Allora cosa resta di questa quotidianità, di tutto ciò che esonda da questo oggi dove sciacalli affaristi gioiscono e fanno man bassa di tutto ciò che possono. Un avverbio e si scatenano le furie degli intellettuali così poco disposti a mettersi alla prova per qualcosa di più reale, che non sia un contratto particolarmente vantaggioso con l’editore di turno.

Fiumi di parole esangui per favorire e sostenere un neomondo che ha preso sempre più piede in questi ultimi anni: la fiction. E guarda la fiction. E trasmetti la fiction. E critica la fiction. E scrivi sulla fiction su libri, riviste e blog. Gran parte della letteratura di oggi è slegata dai reali problemi della nostra quotidianità.

Il noir, ad esempio, che sembrava aver rilanciato l’editoria nostrana, era ed è ormai un ripieno di stereotipi su cui dibattono e si scornano gli scrivani di turno. Recentemente, proprio alla presentazione dell’ennesimo thriller, “che però non è solo questo… che è su di un altro livello rispetto a quelli di Fa…etti…”, abbiamo dovuto subire il delirio del superego dello scrittore di turno (della durata di circa tre ore!), che disquisiva su questioni di lana caprina, affermando con sprizzi di saliva ai lati della bocca che lui comunque era “contro a… che i suoi amici scrittori sono quelli che scrivono davvero, ma non sono apprezzati dai critici… che vengono pubblicati sempre e solo quei pochi che non meritano di…”. Per questo si scrivono libri? Per poter rappresentare questo tristo e ritrito teatrino della vanagloria degli “uominini”?

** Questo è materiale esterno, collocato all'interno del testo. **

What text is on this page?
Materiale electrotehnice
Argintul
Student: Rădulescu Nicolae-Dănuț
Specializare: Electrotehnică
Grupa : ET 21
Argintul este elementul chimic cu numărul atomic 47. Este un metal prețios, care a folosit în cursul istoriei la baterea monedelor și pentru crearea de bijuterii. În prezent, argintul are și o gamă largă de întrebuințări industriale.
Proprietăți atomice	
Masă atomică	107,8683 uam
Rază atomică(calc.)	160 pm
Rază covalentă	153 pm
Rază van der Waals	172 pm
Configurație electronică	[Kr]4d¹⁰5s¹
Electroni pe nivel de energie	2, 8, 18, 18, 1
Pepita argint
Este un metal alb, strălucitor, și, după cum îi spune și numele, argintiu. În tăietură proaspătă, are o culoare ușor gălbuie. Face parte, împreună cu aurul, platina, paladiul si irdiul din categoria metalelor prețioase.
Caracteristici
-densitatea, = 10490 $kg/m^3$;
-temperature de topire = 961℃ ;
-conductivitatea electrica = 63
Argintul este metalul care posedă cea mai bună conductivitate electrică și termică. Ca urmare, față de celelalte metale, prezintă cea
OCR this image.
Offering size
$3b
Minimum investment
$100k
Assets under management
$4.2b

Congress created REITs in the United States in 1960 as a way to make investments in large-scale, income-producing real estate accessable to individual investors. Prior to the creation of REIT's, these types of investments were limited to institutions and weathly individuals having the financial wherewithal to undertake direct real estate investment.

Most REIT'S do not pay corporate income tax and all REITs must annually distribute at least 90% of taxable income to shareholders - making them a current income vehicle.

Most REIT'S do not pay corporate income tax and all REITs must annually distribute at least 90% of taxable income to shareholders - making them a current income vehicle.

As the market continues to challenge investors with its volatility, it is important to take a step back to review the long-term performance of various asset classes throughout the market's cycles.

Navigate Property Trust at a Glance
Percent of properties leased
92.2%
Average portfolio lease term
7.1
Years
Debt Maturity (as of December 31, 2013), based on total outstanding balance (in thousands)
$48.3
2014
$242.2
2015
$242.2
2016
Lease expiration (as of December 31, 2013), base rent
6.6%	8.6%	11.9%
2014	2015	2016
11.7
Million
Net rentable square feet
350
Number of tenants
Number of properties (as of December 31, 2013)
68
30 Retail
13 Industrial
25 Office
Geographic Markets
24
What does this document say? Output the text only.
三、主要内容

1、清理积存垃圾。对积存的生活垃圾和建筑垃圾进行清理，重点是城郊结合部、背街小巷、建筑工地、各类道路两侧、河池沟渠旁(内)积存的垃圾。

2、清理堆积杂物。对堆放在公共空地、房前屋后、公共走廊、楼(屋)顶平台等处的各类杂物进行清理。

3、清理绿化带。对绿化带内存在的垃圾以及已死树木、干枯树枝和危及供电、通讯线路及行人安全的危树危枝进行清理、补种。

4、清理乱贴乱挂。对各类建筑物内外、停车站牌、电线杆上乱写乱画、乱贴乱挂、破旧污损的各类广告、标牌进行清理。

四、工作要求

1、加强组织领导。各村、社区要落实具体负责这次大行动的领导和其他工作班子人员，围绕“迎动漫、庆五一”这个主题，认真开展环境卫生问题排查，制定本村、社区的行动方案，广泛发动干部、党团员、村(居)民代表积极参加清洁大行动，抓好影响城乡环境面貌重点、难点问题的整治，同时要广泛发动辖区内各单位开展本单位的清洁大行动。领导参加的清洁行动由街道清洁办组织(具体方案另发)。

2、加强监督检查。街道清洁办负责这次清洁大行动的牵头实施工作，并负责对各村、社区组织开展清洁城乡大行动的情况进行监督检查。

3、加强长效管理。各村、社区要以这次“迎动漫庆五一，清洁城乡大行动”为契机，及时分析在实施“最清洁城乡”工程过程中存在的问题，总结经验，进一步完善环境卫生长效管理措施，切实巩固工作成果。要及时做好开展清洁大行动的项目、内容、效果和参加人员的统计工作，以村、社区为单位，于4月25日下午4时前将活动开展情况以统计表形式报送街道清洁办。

Pare che il senso del loro scrivere sia solo in questo: poter fare guerra al proprio collega. Non possiamo non ravvisare in questo mare magnum di parole sfiatate e sfiancate, persino in questo nostro intervento, schizzato con tanta apparente indifferenza, l’ennesimo sputo dal ponte del “bastimento carico di folli”. E non ci sarà possibile più gridare: America! Perché, come cantava Edoardo Bennato, in arte Joe Sarnataro, nell’album “È asciuto pazzo ‘o padrone”, “Accà non si salva nisciuno!”. Temo proprio che neppure la buon’anima di Alekos Panagulis potrebbe dire qualcosa di differente.

Vorremmo in definitiva non credere che il meglio sia già venuto, che non dovremo attendere il ritorno dell’incanto in cui tutto era raccolto intorno a un sogno, che aveva i colori di una nazione democratica e non drogata da media intossicati e sempre così tanto faziosi.